Ancient Cinder Cone near Red Bluff (Google Img.)
The road is chiseled across ancient mud floes and through small lush valleys supporting small acreages of irrigated pasture. A fifteen-mile stretch of hardpan leads down to the northern Sacramento Valley where I-5 is accessed for a quick blast north to Redding.




Platina.  All of it.
36 IS AGAIN PICKED UP at Platina, former lumbering transshipment point and one-time platinum mining berg – hence the name, at least according to the young woman working the watering hole there.

The highway immediately climbs over several ranges finally descending into the course of the Mad and Van Duzen Rivers.
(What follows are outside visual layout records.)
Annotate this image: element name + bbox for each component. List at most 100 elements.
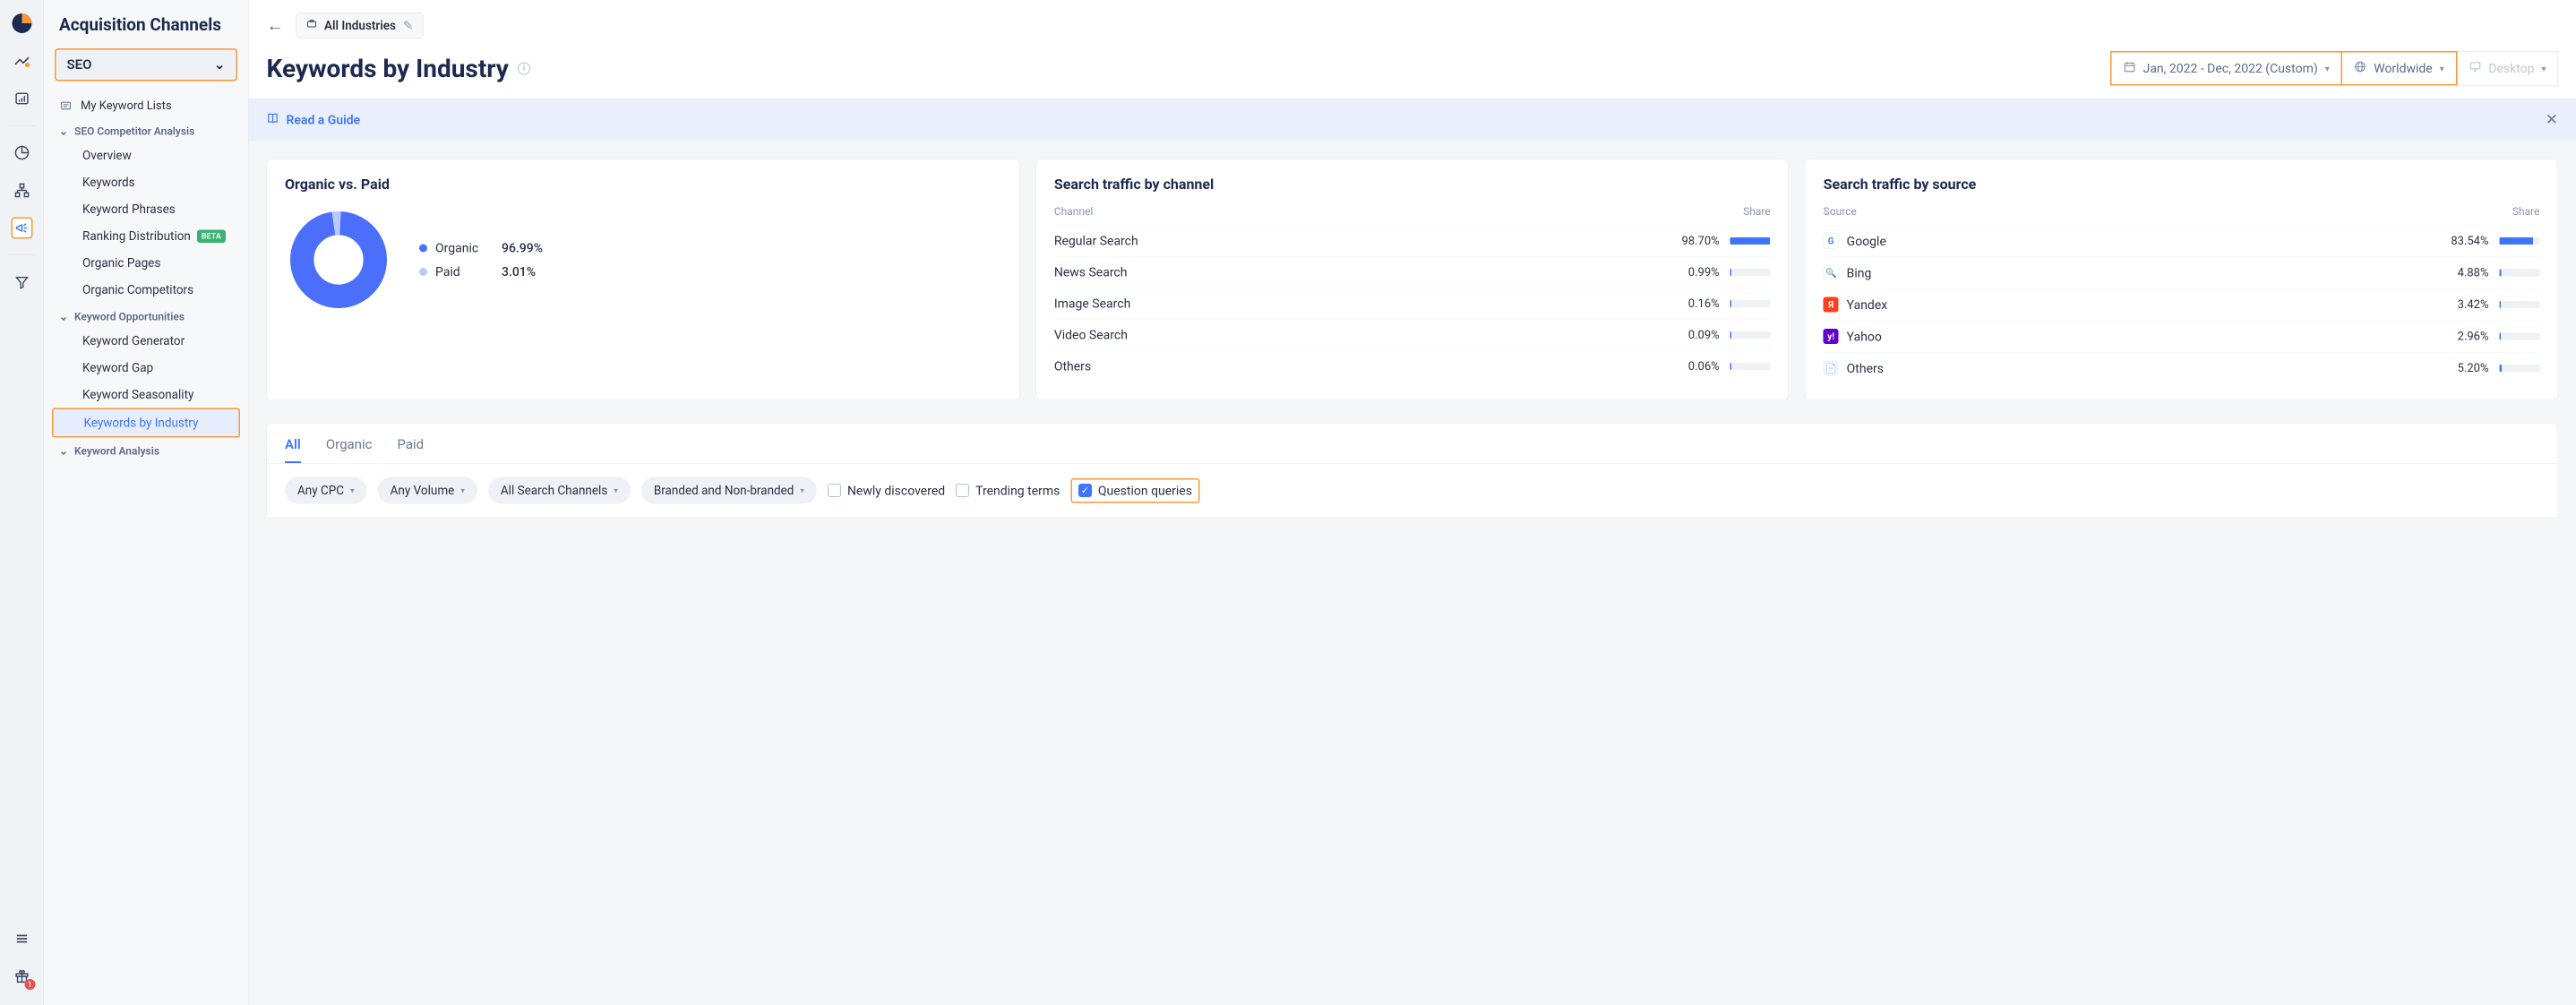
nav-link[interactable]: Keyword Generator [44,328,248,355]
date-range-filter[interactable]: Jan, 2022 - Dec, 2022 (Custom) ▾ [2110,51,2341,86]
filter-chip[interactable]: Any Volume▾ [378,477,477,504]
date-range-label: Jan, 2022 - Dec, 2022 (Custom) [2143,61,2318,76]
seo-dropdown-label: SEO [67,57,92,73]
book-icon [267,112,279,128]
read-guide-link[interactable]: Read a Guide [267,112,361,128]
table-row: Video Search 0.09% [1054,319,1771,350]
chevron-down-icon: ▾ [460,485,465,495]
table-row: Others 0.06% [1054,350,1771,382]
chevron-down-icon: ⌄ [59,125,68,138]
region-filter[interactable]: Worldwide ▾ [2341,51,2458,86]
megaphone-icon[interactable] [11,218,32,239]
section-competitor-label: SEO Competitor Analysis [74,125,194,138]
info-icon[interactable]: i [518,62,530,74]
legend-organic: Organic 96.99% [419,241,543,256]
cards-row: Organic vs. Paid Organic 96.99% [267,159,2559,401]
pie-icon[interactable] [11,142,32,164]
filter-icon[interactable] [11,271,32,293]
table-row: 📄 Others 5.20% [1824,352,2540,384]
nav-link[interactable]: Organic Competitors [44,277,248,304]
org-icon[interactable] [11,180,32,202]
close-banner-button[interactable]: ✕ [2546,111,2558,129]
card-title: Organic vs. Paid [285,176,1001,193]
trends-icon[interactable] [11,50,32,72]
filter-chip[interactable]: Any CPC▾ [285,477,367,504]
globe-icon [2354,61,2366,77]
section-analysis-label: Keyword Analysis [74,445,159,458]
sidebar: Acquisition Channels SEO ⌄ My Keyword Li… [44,0,249,1005]
nav-link[interactable]: Overview [44,142,248,169]
donut-chart [285,206,392,314]
tab[interactable]: Paid [397,437,424,464]
section-analysis[interactable]: ⌄ Keyword Analysis [44,438,248,462]
tab[interactable]: Organic [326,437,373,464]
gift-icon[interactable]: 1 [11,966,32,987]
checkbox-checked: ✓ [1078,484,1092,497]
share-bar [1730,237,1771,245]
gift-badge: 1 [24,979,35,990]
chevron-down-icon: ⌄ [214,57,226,73]
nav-link[interactable]: Keywords [44,169,248,196]
nav-link[interactable]: Keywords by Industry [52,408,240,438]
logo[interactable] [11,13,32,34]
table-row: G Google 83.54% [1824,225,2540,257]
source-icon: G [1824,234,1839,249]
share-bar [2500,365,2540,372]
source-icon: 🔍 [1824,265,1839,280]
card-title: Search traffic by channel [1054,176,1771,193]
device-label: Desktop [2488,61,2534,76]
industry-icon [306,19,317,33]
edit-icon[interactable]: ✎ [403,19,413,33]
nav-link[interactable]: Keyword Seasonality [44,382,248,408]
back-button[interactable]: ← [267,16,284,36]
desktop-icon [2469,61,2481,77]
my-keyword-lists-label: My Keyword Lists [81,99,172,113]
col-channel: Channel [1054,205,1093,218]
device-filter: Desktop ▾ [2457,51,2558,86]
chevron-down-icon: ⌄ [59,445,68,458]
nav-link[interactable]: Keyword Gap [44,355,248,382]
share-bar [2500,333,2540,340]
donut-legend: Organic 96.99% Paid 3.01% [419,241,543,279]
card-title: Search traffic by source [1824,176,2540,193]
check-question-queries[interactable]: ✓ Question queries [1070,478,1199,503]
nav-link[interactable]: Ranking DistributionBETA [44,223,248,250]
caret-down-icon: ▾ [2440,63,2444,73]
nav-link[interactable]: Organic Pages [44,250,248,277]
section-opportunities[interactable]: ⌄ Keyword Opportunities [44,304,248,328]
source-icon: 📄 [1824,361,1839,376]
caret-down-icon: ▾ [2325,63,2330,73]
table-row: 🔍 Bing 4.88% [1824,257,2540,289]
check-trending-terms[interactable]: Trending terms [956,483,1060,498]
filter-chips-row: Any CPC▾ Any Volume▾ All Search Channels▾ B… [267,464,2558,518]
tab[interactable]: All [285,437,301,464]
table-row: Я Yandex 3.42% [1824,288,2540,321]
section-opportunities-label: Keyword Opportunities [74,311,185,323]
dashboard-icon[interactable] [11,88,32,109]
industry-label: All Industries [324,19,396,33]
legend-dot-paid [419,268,427,276]
chevron-down-icon: ▾ [614,485,618,495]
nav-link[interactable]: Keyword Phrases [44,196,248,223]
share-bar [1730,269,1771,276]
icon-rail: 1 [0,0,44,1005]
industry-selector[interactable]: All Industries ✎ [296,13,424,39]
share-bar [2500,301,2540,308]
section-competitor[interactable]: ⌄ SEO Competitor Analysis [44,118,248,142]
table-row: Image Search 0.16% [1054,288,1771,319]
col-share: Share [2512,205,2540,218]
caret-down-icon: ▾ [2541,63,2546,73]
seo-dropdown[interactable]: SEO ⌄ [55,48,237,82]
keyword-table-panel: All Organic Paid Any CPC▾ Any Volume▾ All Se… [267,423,2559,518]
beta-badge: BETA [197,229,226,243]
menu-icon[interactable] [11,928,32,949]
filter-chip[interactable]: All Search Channels▾ [488,477,631,504]
my-keyword-lists[interactable]: My Keyword Lists [44,94,248,118]
calendar-icon [2124,61,2136,77]
check-newly-discovered[interactable]: Newly discovered [828,483,945,498]
table-row: News Search 0.99% [1054,256,1771,288]
share-bar [1730,300,1771,307]
header-row: Keywords by Industry i Jan, 2022 - Dec, … [249,51,2576,99]
filter-chip[interactable]: Branded and Non-branded▾ [641,477,817,504]
share-bar [2500,237,2540,245]
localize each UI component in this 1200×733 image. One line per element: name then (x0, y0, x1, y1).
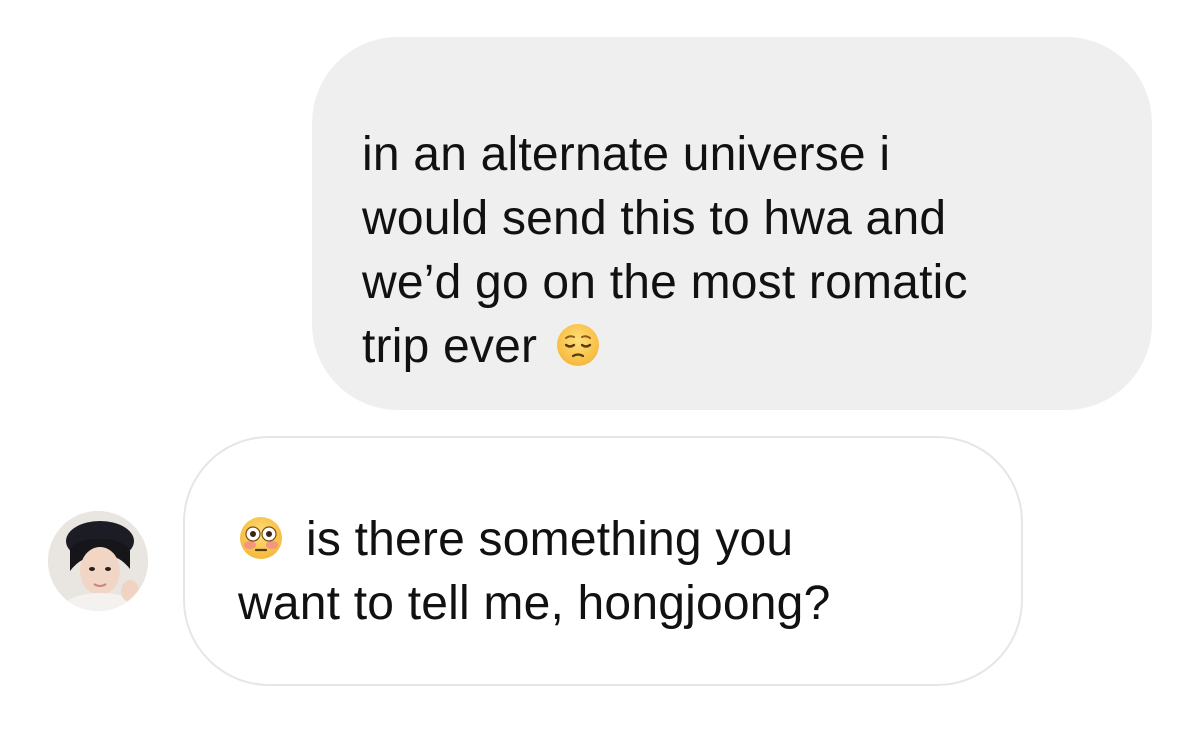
avatar[interactable] (48, 511, 148, 611)
message-line: would send this to hwa and (362, 192, 947, 245)
message-line: is there something you (306, 513, 794, 566)
sent-message-bubble[interactable]: in an alternate universe i would send th… (312, 37, 1152, 410)
message-line: we’d go on the most romatic (362, 256, 968, 309)
flushed-face-icon (240, 517, 282, 559)
avatar-photo (48, 511, 148, 611)
message-line: want to tell me, hongjoong? (238, 577, 831, 630)
message-line: trip ever (362, 320, 538, 373)
pensive-face-icon (556, 324, 599, 366)
message-line: in an alternate universe i (362, 128, 891, 181)
message-last-line: trip ever (362, 315, 1112, 379)
message-first-line: is there something you (238, 508, 981, 572)
received-message-bubble[interactable]: is there something you want to tell me, … (183, 436, 1023, 686)
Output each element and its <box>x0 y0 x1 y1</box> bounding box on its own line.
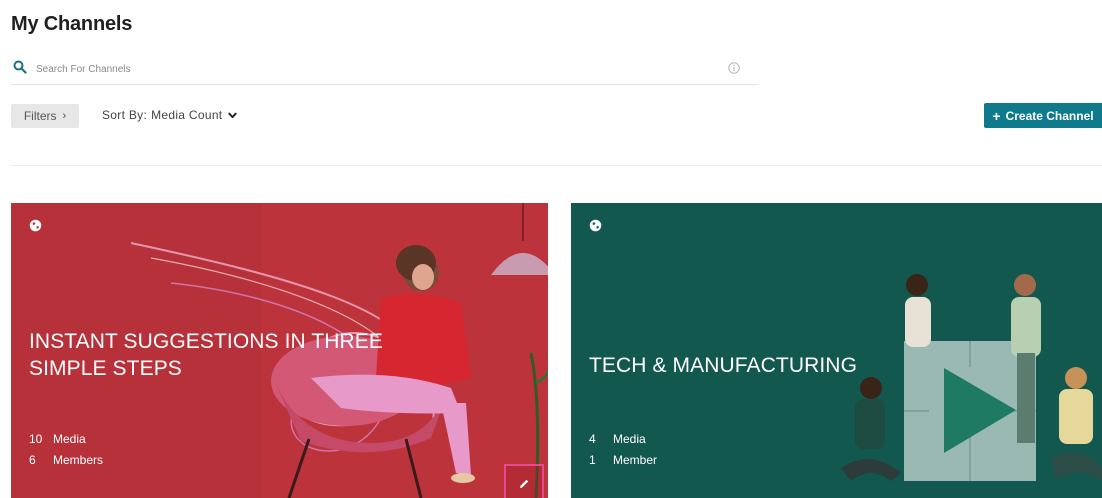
media-count: 4 <box>589 432 596 446</box>
page-title: My Channels <box>11 13 133 35</box>
sort-by-prefix: Sort By: <box>102 108 148 122</box>
pencil-icon <box>520 479 529 488</box>
filters-button[interactable]: Filters › <box>11 104 79 128</box>
sort-by-value: Media Count <box>151 108 223 122</box>
chevron-down-icon <box>228 112 238 118</box>
channel-title: TECH & MANUFACTURING <box>589 354 858 377</box>
globe-icon <box>589 219 602 232</box>
create-channel-label: Create Channel <box>1005 108 1094 123</box>
member-label: Members <box>53 453 104 467</box>
member-label: Member <box>613 453 658 467</box>
search-bar <box>11 56 758 85</box>
filters-label: Filters <box>23 109 57 123</box>
channel-card[interactable]: INSTANT SUGGESTIONS IN THREE SIMPLE STEP… <box>11 203 548 498</box>
search-input[interactable] <box>36 59 696 79</box>
channel-stats: 4 Media 1 Member <box>589 429 657 471</box>
sort-by-dropdown[interactable]: Sort By: Media Count <box>102 108 238 122</box>
globe-icon <box>29 219 42 232</box>
my-channels-page: My Channels Filters › Sort By: Media Cou… <box>0 0 1102 498</box>
member-count: 1 <box>589 453 596 467</box>
channel-title: INSTANT SUGGESTIONS IN THREE SIMPLE STEP… <box>29 330 384 380</box>
chevron-right-icon: › <box>62 110 67 122</box>
info-icon[interactable] <box>728 62 740 74</box>
channel-card[interactable]: TECH & MANUFACTURING 4 Media 1 Member <box>571 203 1102 498</box>
member-count: 6 <box>29 453 36 467</box>
search-icon[interactable] <box>13 60 27 74</box>
divider <box>11 165 1102 166</box>
create-channel-button[interactable]: + Create Channel <box>984 103 1102 128</box>
edit-channel-button[interactable] <box>504 464 544 498</box>
media-count: 10 <box>29 432 43 446</box>
media-label: Media <box>613 432 646 446</box>
plus-icon: + <box>992 107 1001 124</box>
media-label: Media <box>53 432 86 446</box>
channel-stats: 10 Media 6 Members <box>29 429 103 471</box>
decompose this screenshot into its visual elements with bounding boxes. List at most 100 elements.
No real food or gas until Fortuna out by the coast, but the turns are luscious and one never knows when the next curve over a ridge will afford a view that you’d stop for if you weren’t having such fun in the saddle.



Looking east on 128
 Approaching the coast, again we tour cathedrals of redwoods. Road noise slips away to be replaced by that soft choral siren song of the ancients.









Noyo Harbor
 THE LOOP IS COMPLETED by heading south on 101 to Leggett and following 1 back to Fort Bragg. This time we take 128 east and enjoy a final few miles along the Navarro River and its attendant redwood groves.







West end of Berryessa
A “shortcut” through the Seventh Day Adventist community of Angwin adds an additional 80 minutes to an already too-long, too-hot final day. The west shore of Lake Berryessa appears where my mental compass said it shouldn’t have been.





Winters Main Street
But a twenty-minute stop in Winters allows enough energy regeneration for a charge across the valley to home.